DRY violations, mechanical refactoring. AI excels.
AI maintaining AI code assumes original architecture sound.
uncle bob: "AI piles code making mess." if initial structure flawed, consistency amplifies flaw faster.
"AI only maintaining" assumes no human consequences. but someone decides
WHAT to build, verifies it solves right problem, handles unforeseen edges
new AI-first patterns coming, yes. question: do those require human judgment to establish, or can AI bootstrap good architecture?
anthropic study: AI creates velocity without understanding. if no human
understands system, who catches m systemic issues?
This post hits something I’ve been circling for a while but didn’t quite have language for: verification is becoming the real skill, not generation.
What resonated most for me is that the divide isn’t junior vs senior — it’s delegation vs judgment. I’ve seen people ship insanely fast with AI and still feel… hollow about what they built. Not because it didn’t work, but because they couldn’t explain why it worked, or what would break next.
That “Above the API” framing maps almost perfectly to how I think about systems. AI is incredible at filling space. Humans still own shape, limits, and coherence over time. Especially over time. That’s the part most people underestimate.
The v1/v2 point is painfully accurate. AI makes v1 cheap, almost trivial. But v2 is where reality shows up: business constraints, weird edge cases, legacy decisions, human expectations. That’s where judgment compounds — and where you immediately spot who actually understood what they were building versus who just accepted output that looked right.
What worries me isn’t that juniors are using AI — that’s inevitable. It’s that many are skipping the feedback loops that used to teach skepticism: public code review, painful refactors, maintaining someone else’s mess, being forced to justify decisions. AI smooths over friction so well that people don’t realize what they’re not learning until months later.
And I think you’re right to call out the quiet danger here: the loss of the transmission layer. Judgment doesn’t come from prompts. It comes from exposure to consequences and from watching people who already earned that judgment think out loud. If that mentoring layer thins out, we don’t just lose knowledge — we lose how to doubt.

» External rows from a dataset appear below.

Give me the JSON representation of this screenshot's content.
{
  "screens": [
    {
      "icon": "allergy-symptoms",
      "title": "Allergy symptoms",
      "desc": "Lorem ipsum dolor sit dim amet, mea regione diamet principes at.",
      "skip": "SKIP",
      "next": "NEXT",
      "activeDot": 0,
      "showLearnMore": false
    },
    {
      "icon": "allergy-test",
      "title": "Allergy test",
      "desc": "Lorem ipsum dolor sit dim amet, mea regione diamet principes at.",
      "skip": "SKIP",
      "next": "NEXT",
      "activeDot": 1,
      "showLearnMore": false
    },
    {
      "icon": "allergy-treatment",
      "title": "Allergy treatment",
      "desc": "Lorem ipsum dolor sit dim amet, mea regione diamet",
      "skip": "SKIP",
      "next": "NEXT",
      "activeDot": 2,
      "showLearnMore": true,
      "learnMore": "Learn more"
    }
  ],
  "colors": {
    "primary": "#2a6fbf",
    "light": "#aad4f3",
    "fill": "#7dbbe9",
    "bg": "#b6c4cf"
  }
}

For me, staying “above the API” looks less like fighting AI and more like refusing to surrender authorship. I use AI constantly — but as a generator, not an authority. The moment I can’t explain a decision without pointing at the model, I know I’ve crossed the line.

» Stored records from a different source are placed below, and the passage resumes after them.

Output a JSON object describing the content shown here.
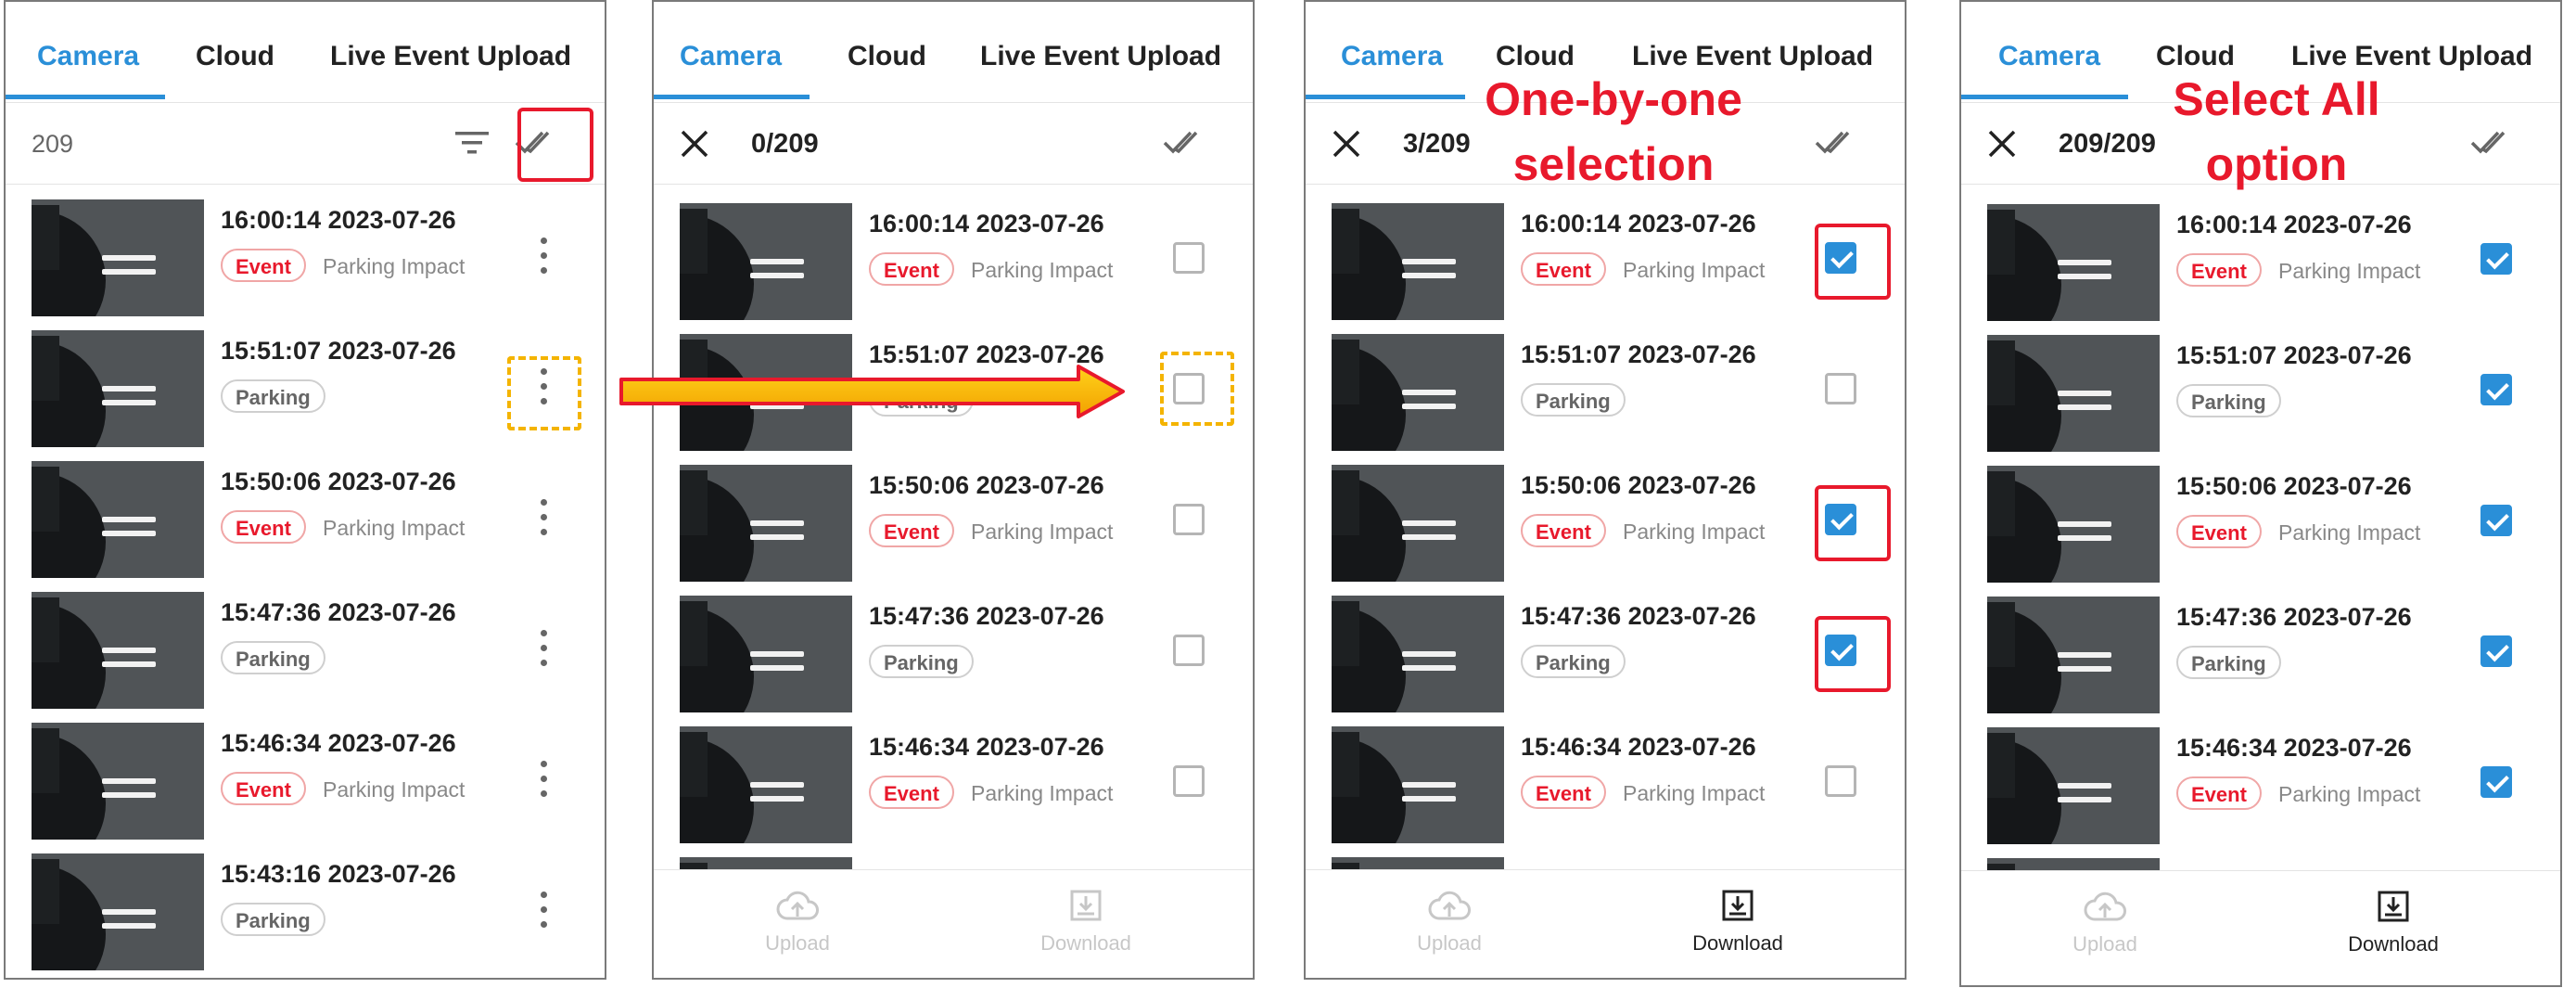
{
  "tabs": [
    "Camera",
    "Cloud",
    "Live Event Upload"
  ],
  "colors": {
    "accent": "#2a8fd8",
    "event_red": "#e8192c",
    "highlight_red": "#e8192c",
    "highlight_yellow": "#f4b400"
  },
  "rows": [
    {
      "time": "16:00:14 2023-07-26",
      "badge": "Event",
      "type": "Parking Impact"
    },
    {
      "time": "15:51:07 2023-07-26",
      "badge": "Parking",
      "type": ""
    },
    {
      "time": "15:50:06 2023-07-26",
      "badge": "Event",
      "type": "Parking Impact"
    },
    {
      "time": "15:47:36 2023-07-26",
      "badge": "Parking",
      "type": ""
    },
    {
      "time": "15:46:34 2023-07-26",
      "badge": "Event",
      "type": "Parking Impact"
    },
    {
      "time": "15:43:16 2023-07-26",
      "badge": "Parking",
      "type": ""
    }
  ],
  "panel1": {
    "count": "209"
  },
  "panel2": {
    "count": "0/209",
    "checked": [
      false,
      false,
      false,
      false,
      false
    ]
  },
  "panel3": {
    "count": "3/209",
    "checked": [
      true,
      false,
      true,
      true,
      false
    ],
    "annotation_line1": "One-by-one",
    "annotation_line2": "selection"
  },
  "panel4": {
    "count": "209/209",
    "checked": [
      true,
      true,
      true,
      true,
      true
    ],
    "annotation_line1": "Select All",
    "annotation_line2": "option"
  },
  "footer": {
    "upload_label": "Upload",
    "download_label": "Download"
  },
  "icons": {
    "close": "close-icon",
    "filter": "filter-icon",
    "select_all": "double-check-icon",
    "more": "more-vertical-icon",
    "upload": "cloud-upload-icon",
    "download": "download-icon"
  }
}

So yeah, I don’t think humans are becoming obsolete. I think we’re becoming editors, architects, and long-horizon thinkers by necessity. The scary part is that those skills don’t emerge automatically — they have to be practiced, taught, and protected.
This piece doesn’t feel alarmist to me. It feels like a warning label.
And those are usually written by people who’ve already seen something break.
"refusing to surrender authorship". this is the principle.
youve nailed it twice now. knowledge collapse: "parallelizing knowledge." above the API: "humans own shape, limits, coherence over time"
your framing: "delegation vs judgment" (not junior vs senior) cuts clearer than mine.
"warning label written by people whove seen something break".yes. ive maintained AI-generated code. watched juniors ship fast then cant debug. seen the brittleness.
"editor not generator, architect implementer" . this is the shift
appreciate you synthesizing so clearly across both articles. youre building the frameworks with us.
curious: youre clearly thinking deeply about this. writing anywhere? or just high-quality comments?